Compared to the first generation disease-modifying agents, such as beta interferon and glatiramer acetate, DAC HYP does not offer the same relatively benign safety profile. Although beta interferons have been associated with a number of tolerability concerns and can cause abnormalities of liver function tests, the risk of severe reactions (including severe derangements of liver function) appears higher with DAC HYP. The risk of skin reactions also appears high, with 2% of subjects experiencing serious skin reactions that led to use of systemic steroids. Like other monoclonal antibody preparations, DAC HYP may also cause acute hypersensitivity reactions and poses a risk of anaphylaxis. It is likely to increase the risk of PML, but this remains unclear.

The efficacy of DAC HYP is clearly superior to once-weekly IFN β-1a, which might justify increased safety risks, but DAC HYP has not been directly compared to more frequently administered beta interferon which is widely believed to be more effective than once-weekly IFN β-1a and has proven to be superior to IFN β-1a in head-to-head comparisons. The benefit of DAC HYP against more effective interferon regimens is likely to be minor, meaning that a substantial safety risk may not be justified.

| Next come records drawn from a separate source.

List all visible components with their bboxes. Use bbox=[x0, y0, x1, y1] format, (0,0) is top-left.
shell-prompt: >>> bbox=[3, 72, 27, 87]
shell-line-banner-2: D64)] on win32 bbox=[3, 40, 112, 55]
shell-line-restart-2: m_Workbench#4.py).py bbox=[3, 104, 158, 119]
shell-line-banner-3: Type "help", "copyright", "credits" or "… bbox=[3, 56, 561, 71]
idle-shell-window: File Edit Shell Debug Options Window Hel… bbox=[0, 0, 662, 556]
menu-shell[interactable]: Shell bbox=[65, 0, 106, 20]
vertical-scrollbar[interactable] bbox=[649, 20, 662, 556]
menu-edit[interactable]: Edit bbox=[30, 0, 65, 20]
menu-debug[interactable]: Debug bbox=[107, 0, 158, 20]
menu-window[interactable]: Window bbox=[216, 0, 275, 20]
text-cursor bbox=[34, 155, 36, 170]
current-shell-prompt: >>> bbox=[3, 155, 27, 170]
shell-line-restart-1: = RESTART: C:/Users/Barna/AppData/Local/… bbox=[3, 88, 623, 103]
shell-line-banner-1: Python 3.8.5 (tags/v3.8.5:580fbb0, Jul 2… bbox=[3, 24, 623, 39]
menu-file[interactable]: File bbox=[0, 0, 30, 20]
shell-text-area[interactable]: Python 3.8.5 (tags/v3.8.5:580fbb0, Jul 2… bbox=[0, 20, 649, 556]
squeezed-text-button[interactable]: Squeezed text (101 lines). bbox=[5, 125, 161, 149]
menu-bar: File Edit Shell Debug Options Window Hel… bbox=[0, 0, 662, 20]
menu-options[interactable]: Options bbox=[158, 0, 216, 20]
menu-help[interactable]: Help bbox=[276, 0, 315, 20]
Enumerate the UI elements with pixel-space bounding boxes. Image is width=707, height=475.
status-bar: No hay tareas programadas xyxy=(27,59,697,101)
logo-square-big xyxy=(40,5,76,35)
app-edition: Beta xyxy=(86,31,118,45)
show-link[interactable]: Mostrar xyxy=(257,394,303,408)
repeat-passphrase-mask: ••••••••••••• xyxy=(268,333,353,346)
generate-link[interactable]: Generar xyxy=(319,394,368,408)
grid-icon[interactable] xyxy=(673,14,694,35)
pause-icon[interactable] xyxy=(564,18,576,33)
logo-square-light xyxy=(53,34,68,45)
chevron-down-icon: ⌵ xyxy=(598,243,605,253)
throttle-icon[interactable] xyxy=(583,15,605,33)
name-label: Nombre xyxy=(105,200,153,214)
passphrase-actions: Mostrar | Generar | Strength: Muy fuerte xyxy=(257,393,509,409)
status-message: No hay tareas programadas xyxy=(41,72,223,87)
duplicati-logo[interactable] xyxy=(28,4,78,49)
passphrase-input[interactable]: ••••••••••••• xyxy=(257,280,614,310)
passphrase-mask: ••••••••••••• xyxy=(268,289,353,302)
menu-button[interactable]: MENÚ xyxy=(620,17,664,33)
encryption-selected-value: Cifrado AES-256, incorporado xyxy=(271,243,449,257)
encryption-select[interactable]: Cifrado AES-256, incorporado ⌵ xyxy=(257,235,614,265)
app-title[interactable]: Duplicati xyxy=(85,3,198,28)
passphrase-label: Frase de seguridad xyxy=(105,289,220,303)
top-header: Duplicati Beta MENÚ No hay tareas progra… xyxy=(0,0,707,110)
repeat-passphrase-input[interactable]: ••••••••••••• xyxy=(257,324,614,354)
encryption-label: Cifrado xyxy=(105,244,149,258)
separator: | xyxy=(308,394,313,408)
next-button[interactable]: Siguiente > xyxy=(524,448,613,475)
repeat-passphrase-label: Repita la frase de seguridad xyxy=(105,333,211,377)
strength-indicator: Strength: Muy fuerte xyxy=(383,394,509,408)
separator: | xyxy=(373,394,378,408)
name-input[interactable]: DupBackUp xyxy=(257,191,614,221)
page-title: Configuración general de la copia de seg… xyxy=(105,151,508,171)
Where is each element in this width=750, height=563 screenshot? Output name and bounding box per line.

For subjects with highly active disease, and particularly for subjects with a proven failure of beta interferon therapy, a low risk of serious complications is likely to be considered acceptable when choosing a new disease-modifying agent. Balanced against the high likelihood of frequent relapses, progressive motor disability, sensory disturbances and cognitive decline in the absence of an effective MS treatment, the rare occurrence of hepatic reactions and other serious complications carries less weight. If DAC HYP were known to reduce disability progression, patients would be expected to accept significant safety risks, but unfortunately there is no robust confirmation of this at present. The fact that DAC HYP reduces relapse rate by at least 50%, coupled with the fact that a large proportion of disability progression is known to come from incomplete recovery from relapses, suggests that DAC HYP could have a useful role in subjects with a high risk of relapses. Provided that the risks and benefits are made clear to patients and clinicians, they are in the best position to decide what risk they are prepared to accept to achieve a 50% reduction in relapse rate, and whether DAC HYP is an appropriate choice compared to other available agents. None of the new agents is without some significant safety concerns and some patients show poor tolerability of other new agents, such as dimethylfumarate, so it is expected that DAC HYP will find a use in some patients.

Like most other disease-modifying agents, DAC HYP has not been tested in subjects with overt SPMS, so the benefit-risk profile in this group is unknown. Immune-modifying agents have generally been less effective in subjects with progressive disease, and the same is expected to be true of DAC HYP. The supplementary evaluator was not convinced by the sponsor’s argument that, despite clear entry criteria that excluded SPMS, the pivotal studies inadvertently included some SPMS subjects, and this inadvertent inclusion therefore justifies use of DAC HYP in the broader population of subjects with SPMS. Only a study that explicitly focussed on SPMS subjects could demonstrate efficacy in this group with sufficient clarity that a rational decision could be made about the benefit-risk profile in SPMS.

In conclusion, the benefit-risk balance of DAC HYP for the proposed indication, which includes all forms of relapsing MS, is not known to be favourable. There is not sufficient evidence to recommend the use of DAC HYP in subjects with SPMS and the proposed indication does not match the entry criteria of the pivotal studies.

The benefit-risk balance for DAC HYP for a modified indication is expected to be favourable, if DAC HYP is used exclusively in subjects with RRMS, who are still experiencing relapses (or who are avoiding relapses by use of an alternative disease-modifying agent), who accept the risks, and who can receive DAC HYP in a closely monitored prescribing environment.